PubChem is a gold mine for chemists and biologists on the hunt for new drugs. As the world’s largest public database of small-molecule screening data, it warehouses thousands of experiments on hundreds of thousands of compounds with millions of values.

Yet the worth of the repository of chemical compounds and their potential use as therapeutic agents has been limited because researchers cannot easily search or compare the voluminous data sets it contains, nor integrate them with other data sources.

Until now.
The work of Stephan Schürer, Ph.D., and Vance Lemmon, Ph.D., powered by a federal stimulus grant, is now enabling scientists to access and analyze complex biological datasets in just minutes.

Just 18 months after receiving a $1.5 million National Institutes of Health stimulus grant, Stephan Schürer, Ph.D., research assistant professor of molecular and cellular pharmacology, and Vance Lemmon, Ph.D., professor of neurological surgery and the Walter G. Ross Distinguished Chair in Developmental Neuroscience, and their team of programmers and computer scientists have developed and released an ontology for bioassays and the accompanying software, which is enabling scientists to retrieve, analyze, and compare PubChem’s diverse biological data sets in minutes.

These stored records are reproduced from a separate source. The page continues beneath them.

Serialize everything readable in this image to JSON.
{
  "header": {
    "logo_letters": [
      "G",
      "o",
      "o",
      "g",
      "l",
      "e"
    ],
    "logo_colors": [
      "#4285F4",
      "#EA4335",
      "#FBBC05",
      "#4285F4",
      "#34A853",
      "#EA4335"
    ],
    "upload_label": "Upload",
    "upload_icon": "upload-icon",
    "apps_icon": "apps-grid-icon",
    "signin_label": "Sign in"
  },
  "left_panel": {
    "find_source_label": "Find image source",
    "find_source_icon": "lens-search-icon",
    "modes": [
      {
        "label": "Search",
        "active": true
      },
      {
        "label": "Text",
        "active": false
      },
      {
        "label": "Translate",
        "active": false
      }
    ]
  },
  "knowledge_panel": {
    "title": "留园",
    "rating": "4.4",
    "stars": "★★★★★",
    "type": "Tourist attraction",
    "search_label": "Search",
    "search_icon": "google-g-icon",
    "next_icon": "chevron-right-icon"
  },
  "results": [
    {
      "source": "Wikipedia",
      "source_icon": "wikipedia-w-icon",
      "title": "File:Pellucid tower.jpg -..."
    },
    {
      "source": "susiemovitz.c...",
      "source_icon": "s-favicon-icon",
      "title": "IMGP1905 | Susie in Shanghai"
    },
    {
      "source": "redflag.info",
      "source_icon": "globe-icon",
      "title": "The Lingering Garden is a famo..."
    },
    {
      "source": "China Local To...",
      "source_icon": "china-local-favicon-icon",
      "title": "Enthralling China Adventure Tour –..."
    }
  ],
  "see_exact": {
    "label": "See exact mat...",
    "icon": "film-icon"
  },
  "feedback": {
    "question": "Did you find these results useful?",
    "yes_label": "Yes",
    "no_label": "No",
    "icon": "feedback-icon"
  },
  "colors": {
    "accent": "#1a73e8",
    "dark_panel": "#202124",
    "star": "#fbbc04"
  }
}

A controlled vocabulary that enables computers to decipher complex concepts and relationships, the Bioassay Ontology resolves the key problem the Schürer-Lemmon team set out to tackle: the lack of standardization of entries in the PubChem or other chemical-compound databases. When researchers upload screening results to the PubChem library, they do so without annotations or with ad hoc annotations, making it impossible for a computer to search the assays or answer complex queries about them.

“Humans know my mother’s mother is my grandmother, but unless I introduce the properties of relationships, the computer just knows grandmother as another word,’’ Schürer explains. “So in addition to terminology, we’re giving the computer basic knowledge of how assays are related. That way it can answer more interesting questions and identify other potentially relevant information. All we need is for people to use the terms.’’

How widely the ontology will be used remains to be seen, but there’s no doubt the Schürer-Lemmon team already has met the economic stimulus grant goal of producing a high-impact breakthrough quickly. Researchers now have the tools to rapidly identify compounds that may target a specific disease, accelerating the first phase of the cumbersome drug design process.